Single-phase inverter circuit is a kind of power electronic equipment that converts DC energy into AC energy, which is widely used in the fields of electric power system, industrial control, communication equipment and so on. In this paper, the control principle of single-phase inverter circuit is introduced in detail, including its basic composition, working principle, control strategy, performance index and application areas.
1.The basic composition of single-phase inverter circuit
Single-phase inverter circuit is mainly composed of the following parts:
1.1 DC power supply: the input power source of the single-phase inverter circuit, which can be a storage battery, a solar panel, a fuel cell and so on.
1.2 Inverter: the key component for converting DC power into AC power, usually adopts full-bridge or half-bridge topology.
1.3 Filter: Used to filter out the high frequency harmonics of the inverter output and improve the quality of the output AC power.
1.4 Controller: real-time control of the inverter, realizing the adjustment of frequency, amplitude and phase of the output AC power.
1.5 Protection circuit: used to protect the safe operation of the inverter circuit under abnormal conditions, such as overload, short circuit, overheating, etc.

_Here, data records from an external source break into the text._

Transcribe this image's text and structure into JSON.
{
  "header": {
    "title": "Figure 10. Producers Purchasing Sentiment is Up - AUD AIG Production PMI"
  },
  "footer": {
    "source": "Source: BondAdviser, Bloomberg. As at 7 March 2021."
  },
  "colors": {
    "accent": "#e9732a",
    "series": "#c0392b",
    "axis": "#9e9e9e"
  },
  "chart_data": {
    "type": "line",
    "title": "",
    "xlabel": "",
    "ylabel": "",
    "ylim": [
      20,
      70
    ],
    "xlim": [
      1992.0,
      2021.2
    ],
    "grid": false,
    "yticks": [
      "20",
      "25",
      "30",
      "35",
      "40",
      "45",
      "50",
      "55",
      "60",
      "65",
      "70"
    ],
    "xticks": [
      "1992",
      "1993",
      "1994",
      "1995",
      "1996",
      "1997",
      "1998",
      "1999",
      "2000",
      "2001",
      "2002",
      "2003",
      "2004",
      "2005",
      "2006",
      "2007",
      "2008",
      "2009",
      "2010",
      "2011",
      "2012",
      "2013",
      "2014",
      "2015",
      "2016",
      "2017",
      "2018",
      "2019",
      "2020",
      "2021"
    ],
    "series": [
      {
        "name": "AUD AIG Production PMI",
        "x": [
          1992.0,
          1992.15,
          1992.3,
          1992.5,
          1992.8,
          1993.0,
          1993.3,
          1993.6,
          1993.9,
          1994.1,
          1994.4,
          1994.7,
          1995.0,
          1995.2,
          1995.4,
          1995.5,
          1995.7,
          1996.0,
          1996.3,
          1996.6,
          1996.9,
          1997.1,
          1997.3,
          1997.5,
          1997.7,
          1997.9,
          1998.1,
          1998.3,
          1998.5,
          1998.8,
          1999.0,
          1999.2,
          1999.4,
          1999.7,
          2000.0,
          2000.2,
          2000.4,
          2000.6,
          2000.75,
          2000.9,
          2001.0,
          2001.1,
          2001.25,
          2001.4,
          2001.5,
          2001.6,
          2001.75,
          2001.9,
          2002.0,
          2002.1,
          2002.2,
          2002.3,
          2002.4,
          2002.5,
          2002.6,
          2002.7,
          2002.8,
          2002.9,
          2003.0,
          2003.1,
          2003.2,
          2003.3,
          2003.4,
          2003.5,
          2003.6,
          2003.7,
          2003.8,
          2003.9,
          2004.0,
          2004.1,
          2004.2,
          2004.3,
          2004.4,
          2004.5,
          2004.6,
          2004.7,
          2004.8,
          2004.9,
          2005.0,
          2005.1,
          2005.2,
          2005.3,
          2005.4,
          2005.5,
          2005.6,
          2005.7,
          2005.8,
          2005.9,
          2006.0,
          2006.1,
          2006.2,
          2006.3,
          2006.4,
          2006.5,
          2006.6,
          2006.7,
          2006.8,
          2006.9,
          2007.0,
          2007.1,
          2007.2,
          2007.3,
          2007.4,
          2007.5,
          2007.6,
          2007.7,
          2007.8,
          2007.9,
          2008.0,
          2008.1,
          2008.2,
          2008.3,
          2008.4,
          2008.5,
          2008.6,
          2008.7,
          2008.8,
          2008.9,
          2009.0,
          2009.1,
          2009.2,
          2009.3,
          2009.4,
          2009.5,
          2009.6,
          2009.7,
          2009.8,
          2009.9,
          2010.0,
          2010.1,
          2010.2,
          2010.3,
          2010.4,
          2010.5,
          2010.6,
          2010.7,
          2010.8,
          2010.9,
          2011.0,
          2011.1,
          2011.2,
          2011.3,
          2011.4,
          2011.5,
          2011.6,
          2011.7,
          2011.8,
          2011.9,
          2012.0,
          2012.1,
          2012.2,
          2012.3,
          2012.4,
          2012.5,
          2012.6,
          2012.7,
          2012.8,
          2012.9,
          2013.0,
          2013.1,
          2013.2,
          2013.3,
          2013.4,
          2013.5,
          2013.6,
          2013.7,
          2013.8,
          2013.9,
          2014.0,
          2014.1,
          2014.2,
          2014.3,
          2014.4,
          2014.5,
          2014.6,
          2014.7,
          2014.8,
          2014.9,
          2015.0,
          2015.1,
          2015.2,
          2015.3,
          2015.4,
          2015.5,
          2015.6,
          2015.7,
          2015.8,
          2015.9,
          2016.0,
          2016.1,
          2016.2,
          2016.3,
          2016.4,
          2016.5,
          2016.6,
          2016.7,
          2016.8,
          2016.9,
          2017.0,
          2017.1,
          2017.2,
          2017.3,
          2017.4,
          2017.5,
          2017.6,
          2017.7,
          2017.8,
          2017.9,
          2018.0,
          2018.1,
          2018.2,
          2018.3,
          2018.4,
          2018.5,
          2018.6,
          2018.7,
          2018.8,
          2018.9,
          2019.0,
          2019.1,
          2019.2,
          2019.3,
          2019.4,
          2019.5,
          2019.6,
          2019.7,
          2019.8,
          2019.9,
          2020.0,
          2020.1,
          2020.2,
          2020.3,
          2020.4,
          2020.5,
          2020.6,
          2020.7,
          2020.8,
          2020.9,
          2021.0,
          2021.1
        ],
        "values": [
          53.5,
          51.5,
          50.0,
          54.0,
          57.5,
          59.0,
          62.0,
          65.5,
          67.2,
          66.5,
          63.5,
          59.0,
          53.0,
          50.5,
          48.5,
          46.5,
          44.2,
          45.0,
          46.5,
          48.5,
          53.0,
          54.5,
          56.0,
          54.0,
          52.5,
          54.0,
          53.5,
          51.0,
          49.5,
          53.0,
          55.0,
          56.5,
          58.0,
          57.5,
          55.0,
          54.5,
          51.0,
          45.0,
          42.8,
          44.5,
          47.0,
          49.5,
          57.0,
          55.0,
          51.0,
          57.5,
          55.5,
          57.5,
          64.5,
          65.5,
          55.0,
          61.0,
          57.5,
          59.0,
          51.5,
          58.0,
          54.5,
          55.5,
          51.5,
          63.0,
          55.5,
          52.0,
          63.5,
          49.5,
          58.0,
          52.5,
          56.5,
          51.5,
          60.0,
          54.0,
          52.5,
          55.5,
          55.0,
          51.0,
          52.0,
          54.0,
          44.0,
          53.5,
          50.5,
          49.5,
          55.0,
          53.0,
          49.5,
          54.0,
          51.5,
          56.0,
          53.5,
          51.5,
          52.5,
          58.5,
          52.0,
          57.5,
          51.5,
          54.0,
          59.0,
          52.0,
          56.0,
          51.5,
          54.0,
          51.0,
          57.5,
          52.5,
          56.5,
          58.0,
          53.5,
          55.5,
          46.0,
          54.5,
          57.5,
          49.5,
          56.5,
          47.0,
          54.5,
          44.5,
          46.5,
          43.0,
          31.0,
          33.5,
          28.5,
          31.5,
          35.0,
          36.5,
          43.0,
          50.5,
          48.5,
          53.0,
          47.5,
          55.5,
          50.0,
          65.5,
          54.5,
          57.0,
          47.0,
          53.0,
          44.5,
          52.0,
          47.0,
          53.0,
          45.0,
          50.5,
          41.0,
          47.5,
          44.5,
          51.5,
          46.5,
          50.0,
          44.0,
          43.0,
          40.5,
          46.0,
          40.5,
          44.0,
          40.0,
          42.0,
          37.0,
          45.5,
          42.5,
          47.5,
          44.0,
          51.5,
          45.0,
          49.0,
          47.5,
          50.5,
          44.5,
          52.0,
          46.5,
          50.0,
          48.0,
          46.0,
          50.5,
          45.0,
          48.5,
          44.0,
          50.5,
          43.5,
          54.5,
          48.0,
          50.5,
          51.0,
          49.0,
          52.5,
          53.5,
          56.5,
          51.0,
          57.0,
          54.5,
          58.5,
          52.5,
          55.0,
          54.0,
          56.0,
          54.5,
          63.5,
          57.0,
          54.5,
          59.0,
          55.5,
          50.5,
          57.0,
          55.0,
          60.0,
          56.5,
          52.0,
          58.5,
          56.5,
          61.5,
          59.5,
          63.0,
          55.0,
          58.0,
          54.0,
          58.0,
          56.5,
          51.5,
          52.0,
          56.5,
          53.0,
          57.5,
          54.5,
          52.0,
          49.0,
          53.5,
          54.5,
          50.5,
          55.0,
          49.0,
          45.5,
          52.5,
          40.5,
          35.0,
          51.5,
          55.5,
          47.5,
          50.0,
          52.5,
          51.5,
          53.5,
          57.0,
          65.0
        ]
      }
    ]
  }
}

2. Working principle of single-phase inverter circuit
The working principle of single-phase inverter circuit is to convert DC energy into AC energy through inverter. The inverter usually adopts full-bridge or half-bridge topology, and its working principle is as follows:
2.1 Full-bridge inverter: It consists of four switching devices, which are S1, S2, S3 and S4. when S1 and S3 are on, and S2 and S4 are off, the upper half cycle of the alternating current (AC) is output; when S2 and S4 are on, and S1 and S3 are off, the lower half cycle of the AC is output. By controlling the on and off of the four switching devices, the frequency and amplitude of the output alternating current can be adjusted.
2.2 Half-bridge inverter: It consists of two switching devices, S1 and S2, which output the upper half-cycle of alternating current (AC) when S1 is on and S2 is off, and the lower half-cycle of AC when S2 is on and S1 is off. Half-bridge inverters have low output capability and are usually used for low power applications.
3. Control strategies for single-phase inverter circuits
The control strategies for single-phase inverter circuits include the following:
3.1 Pulse Width Modulation (PWM) control: the regulation of the amplitude and frequency of the output alternating current is realized by adjusting the on and off times of the switching devices. the PWM control has the advantages of fast response speed, high control accuracy, and good quality of the output waveform.
3.2 Sine wave modulation (SPWM) control: generate PWM control signals by generating sine wave reference signals and comparing them with the actual output signals.SPWM control can realize sinusoidal waveforms of the output alternating current and improve the quality of electric power.
3.3 Space vector modulation (SVPWM) control: by applying the control method of three-phase inverter to single-phase inverter, it realizes the precise control of the amplitude and phase of the output alternating current. the SVPWM control has the advantages of high control accuracy and good quality of the output waveform.
3.4 Predictive control: real-time control of the inverter is realized by predicting the future state of the system. Predictive control has the advantages of strong robustness and good adaptability.
4. Performance indexes of single-phase inverter circuits
The performance indexes of single-phase inverter circuit mainly include the following:
4.1 Output frequency: the frequency of the AC output from the inverter, which is usually the same as the frequency of the input DC power supply.
4.2 Output amplitude: the amplitude of the inverter's output AC, which can be adjusted by the control strategy.
4.3 Output waveform quality: the waveform quality of the AC output from the inverter, including harmonic content, waveform distortion and other indicators.
4.4 Efficiency: the efficiency of the inverter in converting DC power into AC power, usually between 85%~95%.
4.5 Reliability: the reliability of the inverter during long-term operation, including failure rate, life expectancy and other indicators.
5.Application areas of single-phase inverter circuits
Single-phase inverter circuits are widely used in the following fields:
5.1 Power system: used for frequency regulation, phase regulation, reactive power compensation and other applications of the power system.
5.2 Industrial control: used for industrial automation equipment, motor drive, power management and other applications.
5.3 Communication equipment: used for power supply of communication base station, data center, satellite communication and other equipment.
5.4 Household appliances: used for power conversion of air conditioners, refrigerators, washing machines and other household appliances.
5.5 New energy systems: used for power conversion and management of new energy systems such as solar energy and wind energy.
Single-phase inverter circuit is an important power electronic device with a wide range of applications.